Factory farming is a form of agriculture in which animals are used for their body parts, skin, bones, milk and eggs. Animals in factory farm settings are usually subjected to cruel conditions leading up to their deaths. Ethics aside, factory farms contribute to greenhouse gas emissions and other pollutants (by mass breeding animals that produce methane) making it an environmentally unsustainable practice. As a bonus, growing crops to feed animals on agriculture farms uses up more water, non-renewable energy and acreage than it would take to exclusively grow human consumable crops; supplementing factory farming’s threat to food and water security.
What Is Factory Farming
Factory farming results in degrading naturally occurring ecosystems, mass-breeding animals, the sale of whole corpses – in the case of fish shops or wet markets, and the unsanitary, disease promoting living quarters known as slaughter houses. Cows are forcibly impregnated and used for their milk, pigs are shot in the head, or stabbed to so that their body parts can be harvested, female chickens are bred for eggs. Male chicks, on the other hand, are shredded and slaughtered for meat products- as they can not be used for egg production.
Risks Associated With Factory Farming
Factory farming generates heat-retaining gases (carbon dioxide, methane, nitrous oxide) from animal metabolism, fertilizer use for animal-consumed crops, and the of animal food products across nations. Methane, chemically understood as CH4, has more than 20 times the heat trapping potential of CO2– carbon dioxide – and is released by ruminant livestock’s (cows, sheep, buffalo, goats) natural bodily gases and waste. Nitrous oxide N2O, which has more than 200 times the heat trapping potential as carbon dioxide is found in animal waste water which contains nitrogen-based molecules.
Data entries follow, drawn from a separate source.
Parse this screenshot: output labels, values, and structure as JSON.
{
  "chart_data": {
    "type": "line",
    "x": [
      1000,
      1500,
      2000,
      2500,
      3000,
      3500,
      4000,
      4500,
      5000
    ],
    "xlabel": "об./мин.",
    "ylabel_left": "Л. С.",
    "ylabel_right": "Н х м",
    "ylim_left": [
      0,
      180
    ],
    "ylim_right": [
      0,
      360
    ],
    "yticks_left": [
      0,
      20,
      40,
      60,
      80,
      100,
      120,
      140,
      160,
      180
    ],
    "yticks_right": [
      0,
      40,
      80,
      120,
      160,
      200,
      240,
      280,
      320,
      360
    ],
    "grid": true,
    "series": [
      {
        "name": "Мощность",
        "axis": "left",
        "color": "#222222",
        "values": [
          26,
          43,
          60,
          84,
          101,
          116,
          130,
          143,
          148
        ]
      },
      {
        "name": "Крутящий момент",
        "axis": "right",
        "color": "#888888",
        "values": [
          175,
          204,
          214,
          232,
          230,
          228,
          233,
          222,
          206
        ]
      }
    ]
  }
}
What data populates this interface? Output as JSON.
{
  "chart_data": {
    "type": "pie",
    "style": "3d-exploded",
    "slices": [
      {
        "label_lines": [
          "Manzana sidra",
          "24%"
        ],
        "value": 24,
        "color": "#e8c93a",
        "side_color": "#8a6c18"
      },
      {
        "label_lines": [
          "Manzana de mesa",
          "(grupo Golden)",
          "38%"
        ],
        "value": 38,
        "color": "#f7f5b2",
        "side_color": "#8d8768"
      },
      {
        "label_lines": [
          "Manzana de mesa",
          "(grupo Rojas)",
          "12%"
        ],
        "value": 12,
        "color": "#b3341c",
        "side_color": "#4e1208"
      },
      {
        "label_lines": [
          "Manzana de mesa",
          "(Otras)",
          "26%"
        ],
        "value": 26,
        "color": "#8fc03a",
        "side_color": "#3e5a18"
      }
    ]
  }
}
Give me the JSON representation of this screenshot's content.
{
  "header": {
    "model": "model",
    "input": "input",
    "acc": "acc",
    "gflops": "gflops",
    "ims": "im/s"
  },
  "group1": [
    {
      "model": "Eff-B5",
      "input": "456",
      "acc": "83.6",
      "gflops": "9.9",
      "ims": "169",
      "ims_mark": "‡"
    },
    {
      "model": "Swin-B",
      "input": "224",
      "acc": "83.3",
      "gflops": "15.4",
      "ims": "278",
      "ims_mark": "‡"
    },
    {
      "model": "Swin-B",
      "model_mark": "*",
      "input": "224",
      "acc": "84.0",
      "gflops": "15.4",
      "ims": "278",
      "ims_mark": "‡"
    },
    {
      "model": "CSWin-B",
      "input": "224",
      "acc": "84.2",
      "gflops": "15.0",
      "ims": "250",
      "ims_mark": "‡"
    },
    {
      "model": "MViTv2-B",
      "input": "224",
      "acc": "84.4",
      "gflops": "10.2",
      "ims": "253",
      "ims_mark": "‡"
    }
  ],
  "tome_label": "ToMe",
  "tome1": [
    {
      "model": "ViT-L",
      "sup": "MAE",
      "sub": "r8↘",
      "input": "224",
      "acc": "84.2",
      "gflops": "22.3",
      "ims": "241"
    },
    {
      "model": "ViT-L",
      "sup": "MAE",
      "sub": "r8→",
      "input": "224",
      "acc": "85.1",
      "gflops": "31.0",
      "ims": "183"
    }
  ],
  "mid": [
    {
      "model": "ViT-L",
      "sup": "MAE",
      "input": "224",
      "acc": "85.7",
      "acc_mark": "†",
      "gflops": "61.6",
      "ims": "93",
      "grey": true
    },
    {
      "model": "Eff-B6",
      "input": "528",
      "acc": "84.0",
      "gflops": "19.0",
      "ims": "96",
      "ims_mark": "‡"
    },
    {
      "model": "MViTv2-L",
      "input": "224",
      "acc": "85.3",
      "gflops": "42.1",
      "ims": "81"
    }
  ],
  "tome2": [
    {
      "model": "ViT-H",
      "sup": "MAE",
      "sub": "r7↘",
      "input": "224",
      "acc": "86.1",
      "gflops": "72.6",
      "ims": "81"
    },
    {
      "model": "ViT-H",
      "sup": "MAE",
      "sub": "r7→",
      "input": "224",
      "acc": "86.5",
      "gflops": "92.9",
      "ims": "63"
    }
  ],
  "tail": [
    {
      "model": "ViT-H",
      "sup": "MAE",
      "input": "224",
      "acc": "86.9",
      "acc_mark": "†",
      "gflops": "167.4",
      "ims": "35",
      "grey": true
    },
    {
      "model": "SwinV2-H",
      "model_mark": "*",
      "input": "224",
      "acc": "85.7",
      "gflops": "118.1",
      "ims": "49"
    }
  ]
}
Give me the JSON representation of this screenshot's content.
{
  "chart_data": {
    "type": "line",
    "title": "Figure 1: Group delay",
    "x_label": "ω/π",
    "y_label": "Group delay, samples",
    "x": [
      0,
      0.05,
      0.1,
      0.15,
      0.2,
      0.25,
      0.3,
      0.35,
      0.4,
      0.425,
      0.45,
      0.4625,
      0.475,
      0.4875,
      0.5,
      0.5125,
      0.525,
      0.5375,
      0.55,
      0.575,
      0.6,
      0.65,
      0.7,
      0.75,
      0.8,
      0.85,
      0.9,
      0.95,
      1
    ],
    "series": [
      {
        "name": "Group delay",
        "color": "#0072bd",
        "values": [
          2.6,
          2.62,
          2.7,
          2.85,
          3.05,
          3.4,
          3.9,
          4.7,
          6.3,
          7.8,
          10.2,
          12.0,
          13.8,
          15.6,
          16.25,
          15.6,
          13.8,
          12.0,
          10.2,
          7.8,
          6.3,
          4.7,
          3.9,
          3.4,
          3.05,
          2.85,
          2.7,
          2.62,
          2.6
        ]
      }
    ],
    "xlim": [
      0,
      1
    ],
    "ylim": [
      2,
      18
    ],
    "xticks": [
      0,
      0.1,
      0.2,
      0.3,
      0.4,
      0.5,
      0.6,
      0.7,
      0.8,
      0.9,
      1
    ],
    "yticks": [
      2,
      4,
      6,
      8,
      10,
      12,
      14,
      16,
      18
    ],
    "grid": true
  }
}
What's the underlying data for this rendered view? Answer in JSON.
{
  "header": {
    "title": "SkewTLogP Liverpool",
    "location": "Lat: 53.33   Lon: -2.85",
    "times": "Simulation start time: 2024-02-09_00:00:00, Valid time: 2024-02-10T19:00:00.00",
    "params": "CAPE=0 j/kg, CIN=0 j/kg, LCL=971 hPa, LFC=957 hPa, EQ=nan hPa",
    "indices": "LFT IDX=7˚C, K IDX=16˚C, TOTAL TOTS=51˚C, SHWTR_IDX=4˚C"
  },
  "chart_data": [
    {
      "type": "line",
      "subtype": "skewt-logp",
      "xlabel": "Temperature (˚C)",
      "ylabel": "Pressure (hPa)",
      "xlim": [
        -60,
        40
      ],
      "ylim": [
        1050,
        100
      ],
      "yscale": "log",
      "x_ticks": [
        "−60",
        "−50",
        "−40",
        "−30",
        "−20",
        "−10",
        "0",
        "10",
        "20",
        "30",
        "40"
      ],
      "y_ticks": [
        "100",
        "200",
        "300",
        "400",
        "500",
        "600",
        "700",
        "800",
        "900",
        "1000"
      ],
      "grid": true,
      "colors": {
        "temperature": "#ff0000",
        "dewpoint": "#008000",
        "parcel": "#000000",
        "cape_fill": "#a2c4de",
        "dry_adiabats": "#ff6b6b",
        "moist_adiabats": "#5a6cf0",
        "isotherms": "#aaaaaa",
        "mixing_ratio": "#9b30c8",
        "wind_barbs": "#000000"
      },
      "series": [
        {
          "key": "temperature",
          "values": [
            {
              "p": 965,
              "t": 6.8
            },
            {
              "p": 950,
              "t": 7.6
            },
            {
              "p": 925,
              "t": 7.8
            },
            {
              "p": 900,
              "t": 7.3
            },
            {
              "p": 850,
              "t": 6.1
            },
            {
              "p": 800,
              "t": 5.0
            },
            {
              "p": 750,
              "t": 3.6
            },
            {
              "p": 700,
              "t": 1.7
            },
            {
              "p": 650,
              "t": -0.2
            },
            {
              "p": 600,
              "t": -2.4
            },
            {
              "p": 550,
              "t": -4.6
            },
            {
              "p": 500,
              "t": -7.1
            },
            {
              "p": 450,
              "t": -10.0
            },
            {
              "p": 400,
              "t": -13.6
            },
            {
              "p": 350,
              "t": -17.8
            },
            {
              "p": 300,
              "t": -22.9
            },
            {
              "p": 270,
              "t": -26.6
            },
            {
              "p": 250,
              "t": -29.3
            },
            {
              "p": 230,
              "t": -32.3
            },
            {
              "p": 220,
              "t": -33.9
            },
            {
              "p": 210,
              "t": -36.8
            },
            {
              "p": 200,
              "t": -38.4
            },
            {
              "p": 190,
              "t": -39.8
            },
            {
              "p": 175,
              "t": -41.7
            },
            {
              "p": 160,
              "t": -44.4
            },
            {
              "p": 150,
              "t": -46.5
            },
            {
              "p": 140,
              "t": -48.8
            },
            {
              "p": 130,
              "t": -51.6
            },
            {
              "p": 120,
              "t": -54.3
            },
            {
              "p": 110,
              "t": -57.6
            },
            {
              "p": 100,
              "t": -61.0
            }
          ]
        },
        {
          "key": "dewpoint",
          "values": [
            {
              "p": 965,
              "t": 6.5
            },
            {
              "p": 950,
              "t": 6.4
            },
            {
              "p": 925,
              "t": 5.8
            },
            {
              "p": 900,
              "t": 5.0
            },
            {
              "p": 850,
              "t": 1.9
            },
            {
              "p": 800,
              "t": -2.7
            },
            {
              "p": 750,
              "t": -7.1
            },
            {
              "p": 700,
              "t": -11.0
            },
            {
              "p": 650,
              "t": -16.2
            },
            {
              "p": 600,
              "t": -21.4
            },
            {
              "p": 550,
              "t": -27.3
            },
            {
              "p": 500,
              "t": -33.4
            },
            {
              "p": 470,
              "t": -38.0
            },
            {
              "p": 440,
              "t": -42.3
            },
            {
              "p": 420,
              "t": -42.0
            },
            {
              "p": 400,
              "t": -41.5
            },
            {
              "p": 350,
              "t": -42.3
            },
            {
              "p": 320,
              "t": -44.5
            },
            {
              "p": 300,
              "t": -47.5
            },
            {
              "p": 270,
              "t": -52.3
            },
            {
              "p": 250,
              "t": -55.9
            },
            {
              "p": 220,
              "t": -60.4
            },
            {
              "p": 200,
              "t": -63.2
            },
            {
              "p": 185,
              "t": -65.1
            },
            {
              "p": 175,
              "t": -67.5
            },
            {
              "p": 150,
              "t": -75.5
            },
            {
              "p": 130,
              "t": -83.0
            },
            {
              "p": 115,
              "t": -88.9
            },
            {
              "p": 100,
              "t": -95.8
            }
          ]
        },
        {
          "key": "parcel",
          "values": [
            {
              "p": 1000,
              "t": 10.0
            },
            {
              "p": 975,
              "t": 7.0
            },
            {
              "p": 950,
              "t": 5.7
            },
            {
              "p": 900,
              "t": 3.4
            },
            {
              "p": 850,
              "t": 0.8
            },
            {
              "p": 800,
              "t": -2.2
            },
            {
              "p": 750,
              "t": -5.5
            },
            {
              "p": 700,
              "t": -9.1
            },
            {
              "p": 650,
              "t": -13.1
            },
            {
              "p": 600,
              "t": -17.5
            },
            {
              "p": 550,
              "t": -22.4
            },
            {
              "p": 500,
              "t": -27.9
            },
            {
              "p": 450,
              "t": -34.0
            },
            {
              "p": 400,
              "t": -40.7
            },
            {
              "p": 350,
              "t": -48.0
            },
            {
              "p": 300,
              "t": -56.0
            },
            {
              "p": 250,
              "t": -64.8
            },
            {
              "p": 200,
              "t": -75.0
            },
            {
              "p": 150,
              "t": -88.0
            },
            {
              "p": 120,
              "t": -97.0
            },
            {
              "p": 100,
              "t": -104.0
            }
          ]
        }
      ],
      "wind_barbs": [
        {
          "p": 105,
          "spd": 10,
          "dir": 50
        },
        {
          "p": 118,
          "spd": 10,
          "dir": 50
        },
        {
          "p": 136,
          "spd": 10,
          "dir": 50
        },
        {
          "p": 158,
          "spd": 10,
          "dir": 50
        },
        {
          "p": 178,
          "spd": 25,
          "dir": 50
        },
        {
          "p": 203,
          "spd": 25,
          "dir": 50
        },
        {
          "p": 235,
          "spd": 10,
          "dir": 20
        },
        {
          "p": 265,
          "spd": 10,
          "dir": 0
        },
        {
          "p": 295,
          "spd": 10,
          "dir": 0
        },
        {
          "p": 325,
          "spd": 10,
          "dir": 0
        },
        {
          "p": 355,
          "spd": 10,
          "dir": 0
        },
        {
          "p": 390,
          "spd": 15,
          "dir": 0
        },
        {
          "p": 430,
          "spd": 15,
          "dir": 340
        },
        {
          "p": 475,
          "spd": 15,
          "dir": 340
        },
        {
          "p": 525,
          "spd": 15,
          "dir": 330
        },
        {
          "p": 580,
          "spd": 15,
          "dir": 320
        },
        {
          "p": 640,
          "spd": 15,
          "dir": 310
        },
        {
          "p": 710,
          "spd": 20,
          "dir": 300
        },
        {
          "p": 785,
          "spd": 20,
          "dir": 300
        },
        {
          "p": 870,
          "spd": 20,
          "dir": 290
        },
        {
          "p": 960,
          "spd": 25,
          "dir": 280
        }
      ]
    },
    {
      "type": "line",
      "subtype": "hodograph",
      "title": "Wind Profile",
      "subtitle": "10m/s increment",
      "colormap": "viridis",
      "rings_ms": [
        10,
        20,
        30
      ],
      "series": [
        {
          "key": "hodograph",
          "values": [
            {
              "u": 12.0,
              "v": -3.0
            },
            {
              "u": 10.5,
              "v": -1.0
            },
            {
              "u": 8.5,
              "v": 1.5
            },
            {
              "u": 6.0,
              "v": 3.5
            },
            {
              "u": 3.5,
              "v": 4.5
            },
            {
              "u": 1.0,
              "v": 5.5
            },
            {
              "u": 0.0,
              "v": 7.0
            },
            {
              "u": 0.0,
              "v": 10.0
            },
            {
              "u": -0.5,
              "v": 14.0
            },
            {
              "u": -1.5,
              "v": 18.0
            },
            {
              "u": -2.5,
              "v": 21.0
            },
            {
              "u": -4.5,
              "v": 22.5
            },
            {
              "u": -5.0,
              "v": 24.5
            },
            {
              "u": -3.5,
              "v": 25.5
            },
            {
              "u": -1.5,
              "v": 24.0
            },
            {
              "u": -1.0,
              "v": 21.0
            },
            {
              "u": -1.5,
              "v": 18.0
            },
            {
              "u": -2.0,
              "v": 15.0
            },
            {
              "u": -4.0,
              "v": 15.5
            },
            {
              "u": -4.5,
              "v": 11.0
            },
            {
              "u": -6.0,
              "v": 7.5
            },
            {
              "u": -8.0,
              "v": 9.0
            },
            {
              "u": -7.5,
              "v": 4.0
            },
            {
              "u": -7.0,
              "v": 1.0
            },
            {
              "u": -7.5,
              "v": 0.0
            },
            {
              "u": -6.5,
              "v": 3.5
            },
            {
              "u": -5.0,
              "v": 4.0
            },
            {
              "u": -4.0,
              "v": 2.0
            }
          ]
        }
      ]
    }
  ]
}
Animals on factory farms conventionally experience miserable lives. Often, animals are injected with hormones so that their growth is amplified. Many animals are forced to live close to their own waste, fecal matter and dead members of their species. These conditions make livestock animals more susceptible to disease and viruses which can be transferred to humans. Antibiotic shots are used to protect animals against the diseases that may result from their less than sanitary living environments.
The History of Factory Farming
Our anthropoid ancestors, early humans, likely established relationships with ruminants animals for survival. Ruminants were likely killed for food or used for other resources. Eventually, pigs, cows, goats and sheep were domesticated and kept in close proximity to human settlings. Later, upgrades in farming techniques sparked increases in livestock breeding. The improvements in agriculture led to considerable boosts in food production. Improved food production methodologies also consisted of selective crop breeding crops, monoculture practices, and crop rotation.
Debeaking of Chickens
Debeaking (also dubbed “beak trimming”) is exactly what it sounds like: the forced and painful removal of (or partial removal of) egg laying birds’ beaks. Debeaking is done to protect birds from pecking one another and them injuring or killing other birds in within pecking proximity. When birds are kept in restrictive spaces in close proximity to one another, pecking fights and cannibalisms can take place. To avoid profit loss, farmers debeak their birds, which keeps keeps their flock’s population size and health from declining. Debeaking is an efficient strategy to mitigate premature death in chickens, hens and turkeys, and thus, also mitigate profit loss.
Livestock animals have brains, nervous systems and sensory receptors which allow for the experience of physical, as well as psychological pain. These animals deserve more than compassion, but rather a basic right to life. Eliminating animals from agriculture does more than lessen instances of torture and abuse, it also increases resources which are presently used to grow animal feed crops, saves water and abates anthropogenic greenhouse gas emissions.